The following example shows how a sequence object can be created explicitly:
$seq = Bio::Seq->new('-seq'=>'actgtggcgtcaact',
'-desc'=>'Sample Bio::Seq object',
'-display_id' => 'something',
'-accession_number' => 'accnum',
'-alphabet' => 'dna' );
However, you can read a sequence from a file as well. The following example transforms sequence files from Fasta format into text (raw) format:
$in = Bio::SeqIO->new('-file' => "inputfilename",
'-format' => 'Fasta');
$out = Bio::SeqIO->new('-file' => ">outputfilename",
'-format' => 'raw');
while ( my $seq = $in->next_seq() ) {$out->write_seq($seq); }
Sequences can have a number of attached features such as notes and categories, positions within the sequence.

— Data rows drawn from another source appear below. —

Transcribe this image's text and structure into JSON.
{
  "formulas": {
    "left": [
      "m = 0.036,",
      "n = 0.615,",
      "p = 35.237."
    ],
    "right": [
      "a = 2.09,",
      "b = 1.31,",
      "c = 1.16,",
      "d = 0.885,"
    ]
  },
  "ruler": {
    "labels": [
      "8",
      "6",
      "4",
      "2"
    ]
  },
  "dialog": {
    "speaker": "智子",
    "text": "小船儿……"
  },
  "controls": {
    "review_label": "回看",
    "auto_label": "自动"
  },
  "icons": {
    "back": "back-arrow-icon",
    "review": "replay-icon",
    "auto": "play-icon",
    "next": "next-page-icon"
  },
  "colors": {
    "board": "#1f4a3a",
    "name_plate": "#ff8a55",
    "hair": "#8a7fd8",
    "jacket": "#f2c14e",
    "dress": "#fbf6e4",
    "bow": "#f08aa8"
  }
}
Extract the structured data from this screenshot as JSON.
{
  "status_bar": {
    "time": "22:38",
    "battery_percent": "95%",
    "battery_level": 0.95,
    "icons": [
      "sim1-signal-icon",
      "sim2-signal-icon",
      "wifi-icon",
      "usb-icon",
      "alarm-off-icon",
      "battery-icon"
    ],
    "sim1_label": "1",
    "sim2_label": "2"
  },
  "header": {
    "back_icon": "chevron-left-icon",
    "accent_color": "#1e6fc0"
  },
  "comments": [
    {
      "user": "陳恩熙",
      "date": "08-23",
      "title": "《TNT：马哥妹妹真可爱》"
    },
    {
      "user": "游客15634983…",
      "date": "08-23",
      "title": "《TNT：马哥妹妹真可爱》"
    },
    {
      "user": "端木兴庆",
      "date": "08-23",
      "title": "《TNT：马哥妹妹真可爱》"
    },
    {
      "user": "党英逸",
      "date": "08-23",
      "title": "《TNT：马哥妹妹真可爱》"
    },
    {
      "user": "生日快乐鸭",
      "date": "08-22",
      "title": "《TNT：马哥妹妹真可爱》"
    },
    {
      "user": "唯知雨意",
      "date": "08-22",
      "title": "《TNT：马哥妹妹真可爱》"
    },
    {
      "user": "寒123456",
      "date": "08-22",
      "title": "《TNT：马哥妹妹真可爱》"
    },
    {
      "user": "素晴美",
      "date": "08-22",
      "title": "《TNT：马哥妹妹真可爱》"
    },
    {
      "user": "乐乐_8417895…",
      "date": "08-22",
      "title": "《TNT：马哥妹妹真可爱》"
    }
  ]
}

$input_seqs = Bio::SeqIO->new ( '-format' => 'GenBank', '-file' => 't7.gb' );
while ( $s = $input_seqs->next_seq() )
{
print( "sequence length is ", $s->length(), "\n" );
print( "ac number is ", $s->accession(), "\n" );
foreach $f ( $s->all_SeqFeatures() )
{
print "Feature from ", $f->start, " to ", $f->end, " Primary tag ",
$f->primary_tag, " From", $f->source_tag(), "\n";
print "Feature description is ", $f->gff_string(), "\n";
}
}
There are some other useful methods in sequence objects:
$seqobj->revcom # reverse complements sequence
$seqobj->translate # translation of the sequence
The last command does the same as our last Perl program -- it translates a DNA string into amino acids string.